Дал бумажку - не берет: "Хлеба!" Долго, среди зимней чумной тишины, бился голосок. Потом - в снег. Ноги в огромных солдатских сапожищах попорхали. Слюна. Хрип. И все. Николай - над ней. У самого такой же хрип, топорщась, прыгал в горле. Лезло из какого-то доклада: "Задержка грузов… банды… транспорт… в Москве не выдавать до двадцать первого числа…" Потом в доклад прополз осипший Сергеич: "Просыпься".
Дрожал. Снял драное пальтишко - тряпье ударило в нос уксусной кислой нищетой, - зачем-то отогреть пытался, как паровоз, дышал на лобик. В отчаянии искал тропинки от числа до этих невыносимо выпиравших ребер. Не отыскал. Но только долго стоял, сутулый, давший крен. Потом пошел и сразу - на знакомое пенсне: меньшевик. Приятелями были.

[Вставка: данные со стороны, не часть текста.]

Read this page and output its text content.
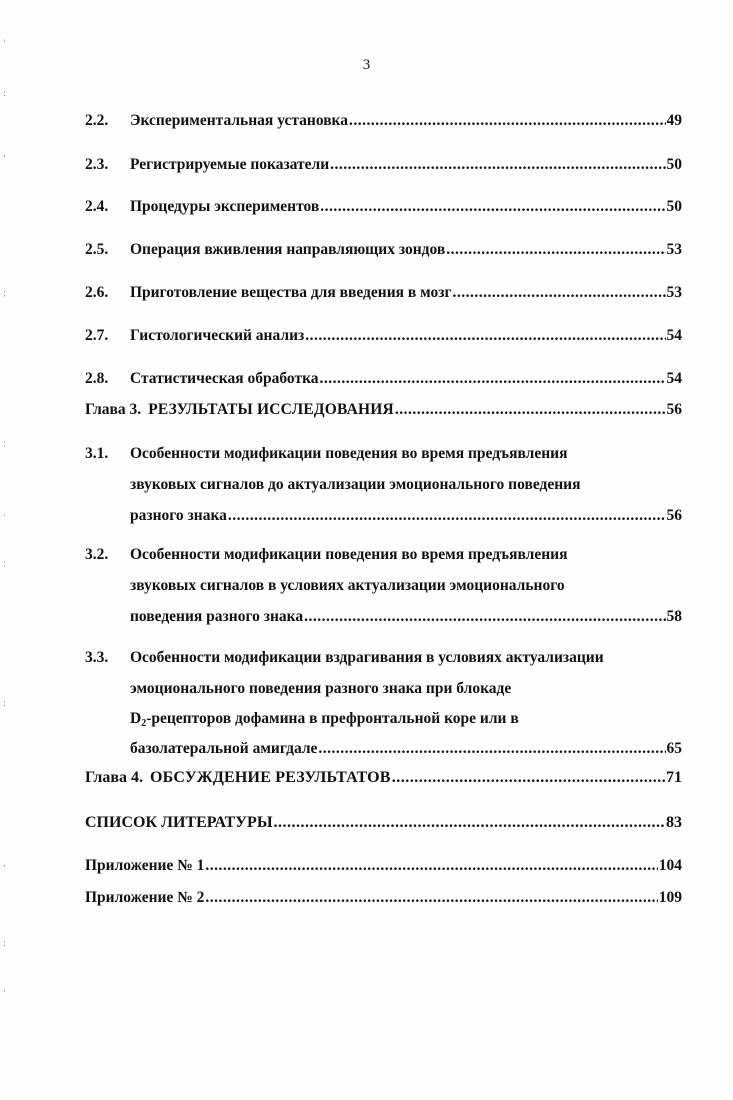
3
2.2.	Экспериментальная установка .....	49
2.3.	Регистрируемые показатели .....	50
2.4.	Процедуры экспериментов .....	50
2.5.	Операция вживления направляющих зондов .....	53
2.6.	Приготовление вещества для введения в мозг .....	53
2.7.	Гистологический анализ .....	54
2.8.	Статистическая обработка .....	54
Глава 3. РЕЗУЛЬТАТЫ ИССЛЕДОВАНИЯ .....	56
3.1.	Особенности модификации поведения во время предъявления
звуковых сигналов до актуализации эмоционального поведения
разного знака .....	56
3.2.	Особенности модификации поведения во время предъявления
звуковых сигналов в условиях актуализации эмоционального
поведения разного знака .....	58
3.3.	Особенности модификации вздрагивания в условиях актуализации
эмоционального поведения разного знака при блокаде
$D_2$-рецепторов дофамина в префронтальной коре или в
базолатеральной амигдале .....	65
Глава 4. ОБСУЖДЕНИЕ РЕЗУЛЬТАТОВ .....	71
СПИСОК ЛИТЕРАТУРЫ .....	83
Приложение № 1 .....	104
Приложение № 2 .....	109
'
:
,
;
:
.
:
:
,
:
'
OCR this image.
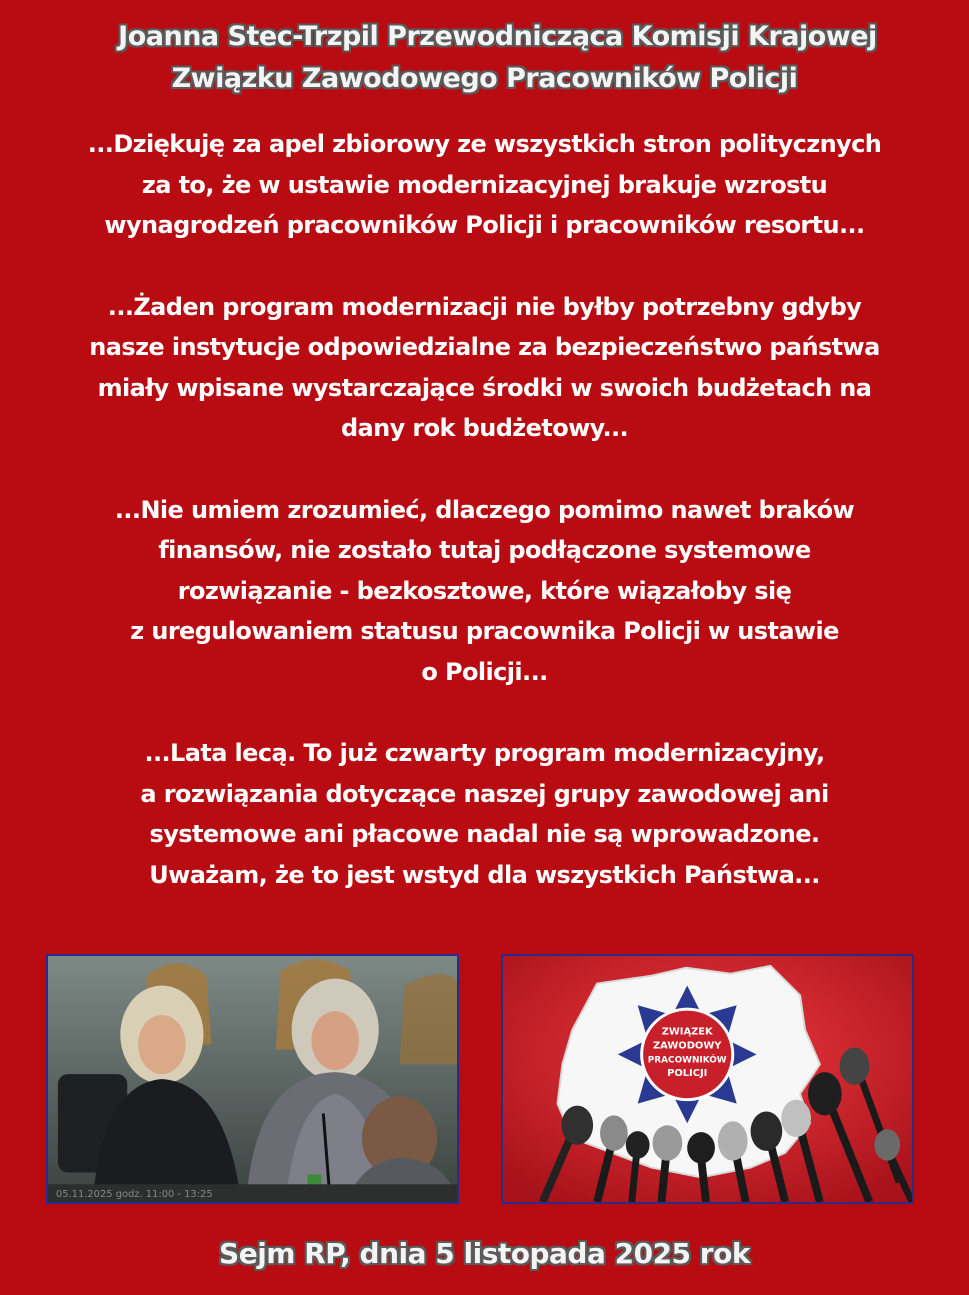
Joanna Stec-Trzpil Przewodnicząca Komisji Krajowej
Związku Zawodowego Pracowników Policji

...Dziękuję za apel zbiorowy ze wszystkich stron politycznych
za to, że w ustawie modernizacyjnej brakuje wzrostu
wynagrodzeń pracowników Policji i pracowników resortu...

...Żaden program modernizacji nie byłby potrzebny gdyby
nasze instytucje odpowiedzialne za bezpieczeństwo państwa
miały wpisane wystarczające środki w swoich budżetach na
dany rok budżetowy...

...Nie umiem zrozumieć, dlaczego pomimo nawet braków
finansów, nie zostało tutaj podłączone systemowe
rozwiązanie - bezkosztowe, które wiązałoby się
z uregulowaniem statusu pracownika Policji w ustawie
o Policji...

...Lata lecą. To już czwarty program modernizacyjny,
a rozwiązania dotyczące naszej grupy zawodowej ani
systemowe ani płacowe nadal nie są wprowadzone.
Uważam, że to jest wstyd dla wszystkich Państwa...

05.11.2025 godz. 11:00 - 13:25
ZWIĄZEK
ZAWODOWY
PRACOWNIKÓW
POLICJI
Sejm RP, dnia 5 listopada 2025 rok
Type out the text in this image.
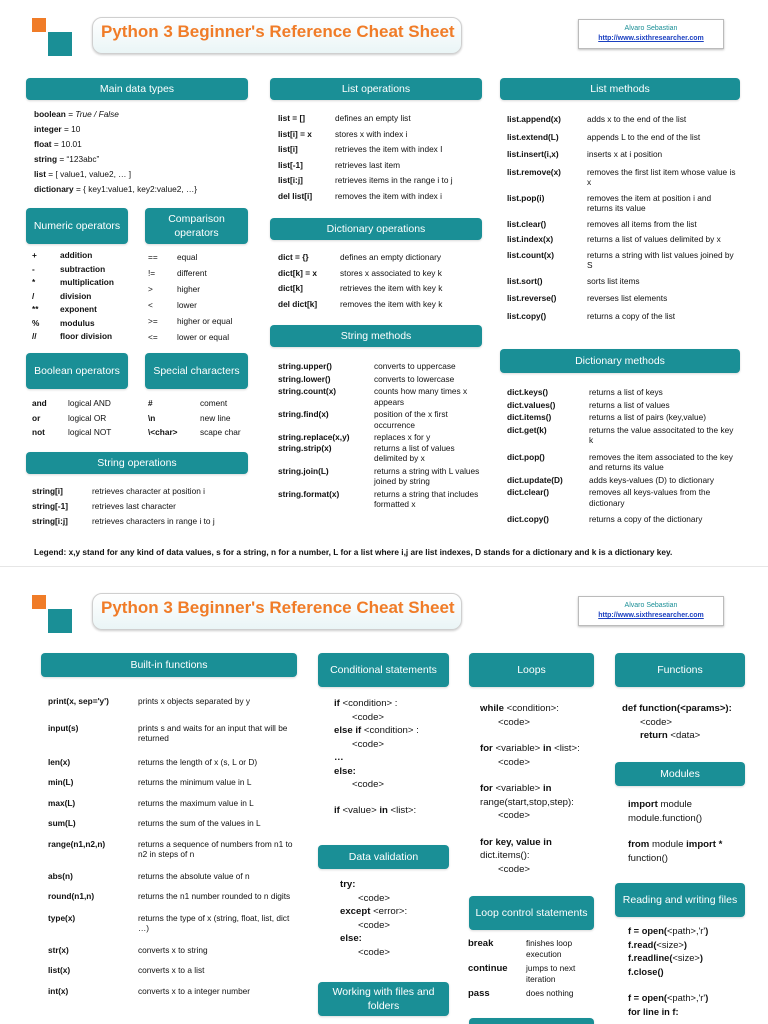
Python 3 Beginner's Reference Cheat Sheet	Alvaro Sebastian
http://www.sixthresearcher.com
Main data types
boolean = True / False
integer = 10
float = 10.01
string = “123abc”
list = [ value1, value2, … ]
dictionary = { key1:value1, key2:value2, …}
Numeric operators
+	addition
-	subtraction
*	multiplication
/	division
**	exponent
%	modulus
//	floor division
Comparison operators
==	equal
!=	different
>	higher
<	lower
>=	higher or equal
<=	lower or equal
Boolean operators
and	logical AND
or	logical OR
not	logical NOT
Special characters
#	coment
\n	new line
\<char>	scape char
String operations
string[i]	retrieves character at position i
string[-1]	retrieves last character
string[i:j]	retrieves characters in range i to j
List operations
list = []	defines an empty list
list[i] = x	stores x with index i
list[i]	retrieves the item with index I
list[-1]	retrieves last item
list[i:j]	retrieves items in the range i to j
del list[i]	removes the item with index i
Dictionary operations
dict = {}	defines an empty dictionary
dict[k] = x	stores x associated to key k
dict[k]	retrieves the item with key k
del dict[k]	removes the item with key k
String methods
string.upper()	converts to uppercase
string.lower()	converts to lowercase
string.count(x)	counts how many times x appears
string.find(x)	position of the x first occurrence
string.replace(x,y)	replaces x for y
string.strip(x)	returns a list of values delimited by x
string.join(L)	returns a string with L values joined by string
string.format(x)	returns a string that includes formatted x
List methods
list.append(x)	adds x to the end of the list
list.extend(L)	appends L to the end of the list
list.insert(i,x)	inserts x at i position
list.remove(x)	removes the first list item whose value is x
list.pop(i)	removes the item at position i and returns its value
list.clear()	removes all items from the list
list.index(x)	returns a list of values delimited by x
list.count(x)	returns a string with list values joined by S
list.sort()	sorts list items
list.reverse()	reverses list elements
list.copy()	returns a copy of the list
Dictionary methods
dict.keys()	returns a list of keys
dict.values()	returns a list of values
dict.items()	returns a list of pairs (key,value)
dict.get(k)	returns the value associtated to the key k
dict.pop()	removes the item associated to the key and returns its value
dict.update(D)	adds keys-values (D) to dictionary
dict.clear()	removes all keys-values from the dictionary
dict.copy()	returns a copy of the dictionary
Legend: x,y stand for any kind of data values, s for a string, n for a number, L for a list where i,j are list indexes, D stands for a dictionary and k is a dictionary key.
Python 3 Beginner's Reference Cheat Sheet	Alvaro Sebastian
http://www.sixthresearcher.com
Built-in functions
print(x, sep='y')	prints x objects separated by y
input(s)	prints s and waits for an input that will be returned
len(x)	returns the length of x (s, L or D)
min(L)	returns the minimum value in L
max(L)	returns the maximum value in L
sum(L)	returns the sum of the values in L
range(n1,n2,n)	returns a sequence of numbers from n1 to n2 in steps of n
abs(n)	returns the absolute value of n
round(n1,n)	returns the n1 number rounded to n digits
type(x)	returns the type of x (string, float, list, dict …)
str(x)	converts x to string
list(x)	converts x to a list
int(x)	converts x to a integer number
Conditional statements
if <condition> :
<code>
else if <condition> :
<code>
…
else:
<code>
if <value> in <list>:
Data validation
try:
<code>
except <error>:
<code>
else:
<code>
Working with files and folders
Loops
while <condition>:
<code>
for <variable> in <list>:
<code>
for <variable> in
range(start,stop,step):
<code>
for key, value in
dict.items():
<code>
Loop control statements
break	finishes loop execution
continue	jumps to next iteration
pass	does nothing
Functions
def function(<params>):
<code>
return <data>
Modules
import module
module.function()
from module import *
function()
Reading and writing files
f = open(<path>,'r')
f.read(<size>)
f.readline(<size>)
f.close()
f = open(<path>,'r')
for line in f:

Пенсне не медля:
- Что же? Хлеба нет?.. А у крестьян все отбирают… Уже в Тамбовской начинается… Мы ведь предупреждали… Народное хозяйство в корне расстроено…
И, выложив, блестит стекляшками: посмотрим, что он возразит? Ведь это же правда! Но Курбов молчит. Весь - ненависть.
- Уходите! Не то я вас сейчас же застрелю…
Пенсне - бегом. Поскользнулось, разбилось. И Николай неправдоподобно, как трагик в провинции, захохотал: ха! ха! Быть может, он и прав. А впрочем… Говорят, социалисты. И вот теперь на этой улице, где только что - ребра и салазки - злорадство. Нет, не слова нужны здесь, огромный пулемет. Собрать, ну, скажем, на конгресс, выстроить рядами и в полчаса всех ликвидировать.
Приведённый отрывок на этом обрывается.